Banking & Finance

Peer pressure

China’s biggest Ponzi scheme brings trouble for state broadcaster

zhang min

Zhang Min reveals details of the Ezubao fraud on state television

China has so many financial forums these days that a decent speaker can make quite a living – the China Economic Times reports that top economists can charge $30,000 for two hours of chat. Perhaps that’s why several specialists – including Fan Gang, an advisor to the People’s Bank of China – gathered at a major P2P lending conference at the Great Hall of the People in Tiananmen Square last year.

The forum’s sponsor Ezubao was a P2P broker founded the previous July under the Yucheng Group. Two months later, it would bankroll another summit with the Economic Observer, where Zhang Min, one of its co-founders, was celebrated as “The Internet Finance Person of the Year”.

Ezubao was an important client for the state media firms as well. According to the China Economic Journal, it was a big spender for broadcaster CCTV, buying up chunks of its advertising airtime last year. Reportedly it paid more than Rmb30 million ($4.6 million) for a 20-second primetime slot just before CCTV’s key evening simulcast, and the channel’s Zhou Tao was one of the hosts for Ezubao’s event at the Great Hall of the People last year.

P2P lending has been one of the quickest growing industries in China. According to Xinhua, the market grew from Rmb252 billion in funds in 2014 to Rmb982 billion last year. The number of platforms has more than doubled to 2,595, and one of the larger players Lufax, backed by Ping An Insurance, is planning a $1 billion IPO, which Bloomberg says would likely value it at $15 billion.

Ezubao’s use of state media in its marketing strategy added an air of authority to its offering, with advertisements on CCTV that promised “risk-free returns of up to 9% to 14% every year”.
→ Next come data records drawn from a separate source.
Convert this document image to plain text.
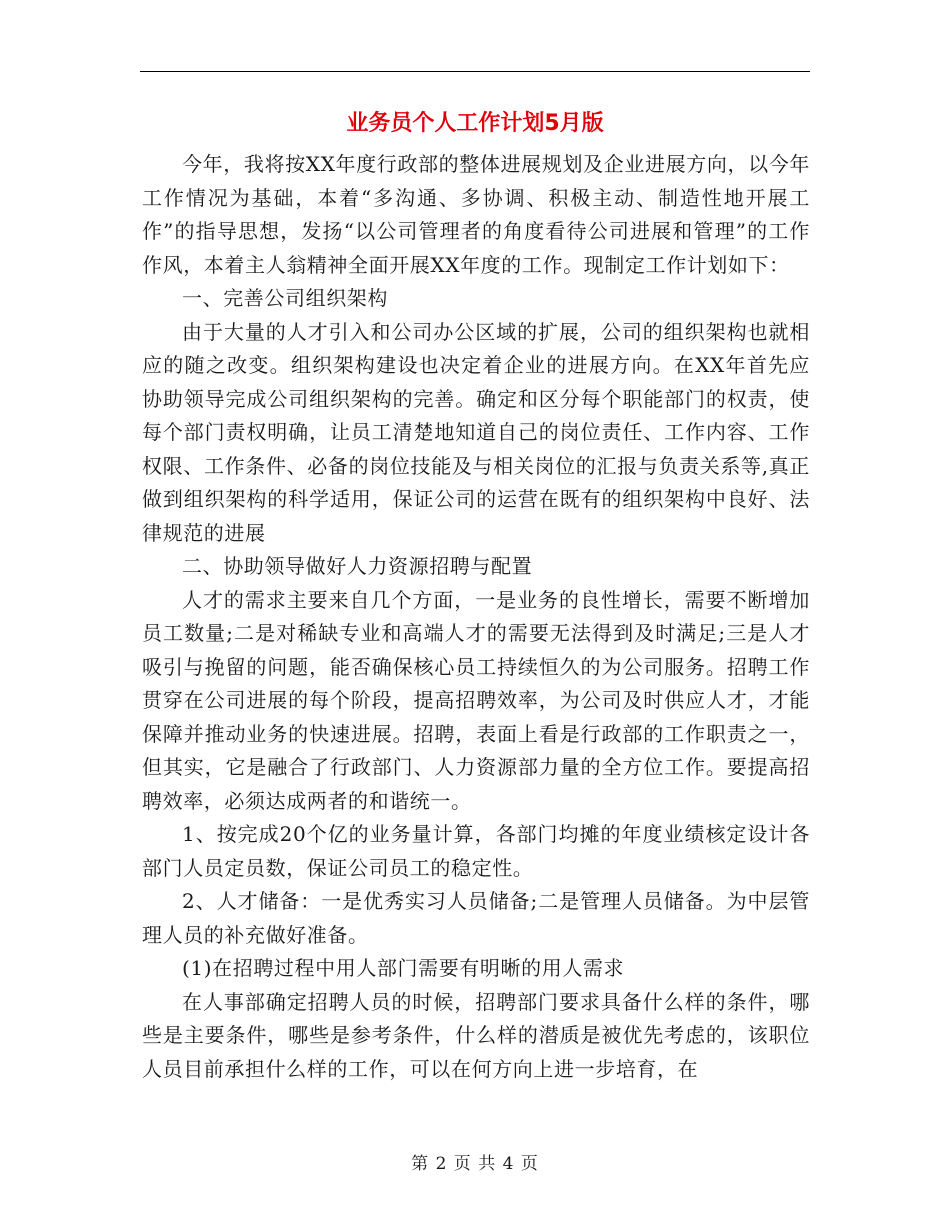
业务员个人工作计划5月版

今年，我将按XX年度行政部的整体进展规划及企业进展方向，以今年工作情况为基础，本着“多沟通、多协调、积极主动、制造性地开展工作”的指导思想，发扬“以公司管理者的角度看待公司进展和管理”的工作作风，本着主人翁精神全面开展XX年度的工作。现制定工作计划如下：

一、完善公司组织架构

由于大量的人才引入和公司办公区域的扩展，公司的组织架构也就相应的随之改变。组织架构建设也决定着企业的进展方向。在XX年首先应协助领导完成公司组织架构的完善。确定和区分每个职能部门的权责，使每个部门责权明确，让员工清楚地知道自己的岗位责任、工作内容、工作权限、工作条件、必备的岗位技能及与相关岗位的汇报与负责关系等,真正做到组织架构的科学适用，保证公司的运营在既有的组织架构中良好、法律规范的进展

二、协助领导做好人力资源招聘与配置

人才的需求主要来自几个方面，一是业务的良性增长，需要不断增加员工数量;二是对稀缺专业和高端人才的需要无法得到及时满足;三是人才吸引与挽留的问题，能否确保核心员工持续恒久的为公司服务。招聘工作贯穿在公司进展的每个阶段，提高招聘效率，为公司及时供应人才，才能保障并推动业务的快速进展。招聘，表面上看是行政部的工作职责之一，但其实，它是融合了行政部门、人力资源部力量的全方位工作。要提高招聘效率，必须达成两者的和谐统一。

1、按完成20个亿的业务量计算，各部门均摊的年度业绩核定设计各部门人员定员数，保证公司员工的稳定性。

2、人才储备：一是优秀实习人员储备;二是管理人员储备。为中层管理人员的补充做好准备。

(1)在招聘过程中用人部门需要有明晰的用人需求

在人事部确定招聘人员的时候，招聘部门要求具备什么样的条件，哪些是主要条件，哪些是参考条件，什么样的潜质是被优先考虑的，该职位人员目前承担什么样的工作，可以在何方向上进一步培育，在

第 2 页 共 4 页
Does that sound too good to be true? Of course it was.

“Ezubao was nothing but a Ponzi scheme,” an apologetic Zhang Min admitted this month.

The reigning “Internet Finance Person of the Year” was no longer basking in the glory. Instead, she was back at the state broadcaster to confess her wrongdoings.

Xinhua has reported that police have found substantial evidence that the P2P broker cheated about 900,000 investors out of more than Rmb50 billion. According to the televised confession of another senior executive, up to 95% of the investment schemes on the company’s online platform were fake.

Ezubao was paying massive amounts in commissions to third parties to lure new investment, which partly explains its rapid growth. But the scheme began to fall apart late last year when redemptions soared and it ran short of cash.

So where has the money gone? CCTV said some luckier investors have been repaid, but much of the funds raised went straight into the pockets of senior executives.

According to Zhang, about 80 Ezubao staff made more than Rmb1 million a year. Zhang herself got a hefty Rmb550 million cash bonus, a luxury villa and a fleet of sports cars.

Not only did Ezubao spend big to promote its image on state TV, its chairman Ding Ning had also insisted that his key staff looked good.

“Ding Ning requires all the staff in his office to wear Louis Vuitton, Gucci, Chanel, together with jewellery. He said this represents the company well. His staff once emptied the shelves of several LV and Hermès shops,” Zhang told the broadcaster.

Xinhua said police are still looking into the case. “Attempting to destroy evidence, the suspects even packed about 1,200 volumes of financial documents into 80 travel bags and buried them six metres underground at a location in Hefei, the provincial capital of Anhui. It took police 20 hours to dig them out with two excavators,” it reported.

Best forgotten, perhaps, that Ezubao was a title sponsor for one of Xinhua’s own online subsidiaries during the sessions of the National People’s Congress and the Chinese People’s Political Consultative Conference in March last year.

The company logo was placed in the Great Hall of the People in Beijing and seen by millions of people across the country.

Ezubao also got an award as one of the most responsible internet finance companies from China Newsweek, another state media outlet.

Thousands of Ezubao’s investors have formed social media groups and some plan to protest publicly in cities including Beijing and Shanghai.

And the fact that CCTV was a key carrier of Ezubao’s marketing campaign means the official mouthpiece is under attack too.

“My training in the army means that it is a must for me to watch CCTV’s evening simulcast everyday. That was where I saw Ezubao’s TV ad. It gave me a feeling that it is reliable,” a retired PLA soldier complained. “CCTV is being irresponsible. I tell you I will never trust my Party [the Communist Party of China]. They ought to give us a proper explanation on how this could happen. I will defend my principal investment in the manner that a soldier defends his motherland.”

At least CCTV hasn’t tried to dodge the criticism, broadcasting the soldier’s diatribe against it. Meanwhile, there is no indication that the government will be helping any of the investors said to be out of pocket. Police told Xinhua that they are still tracking the money flow and will do their best to minimise investor losses.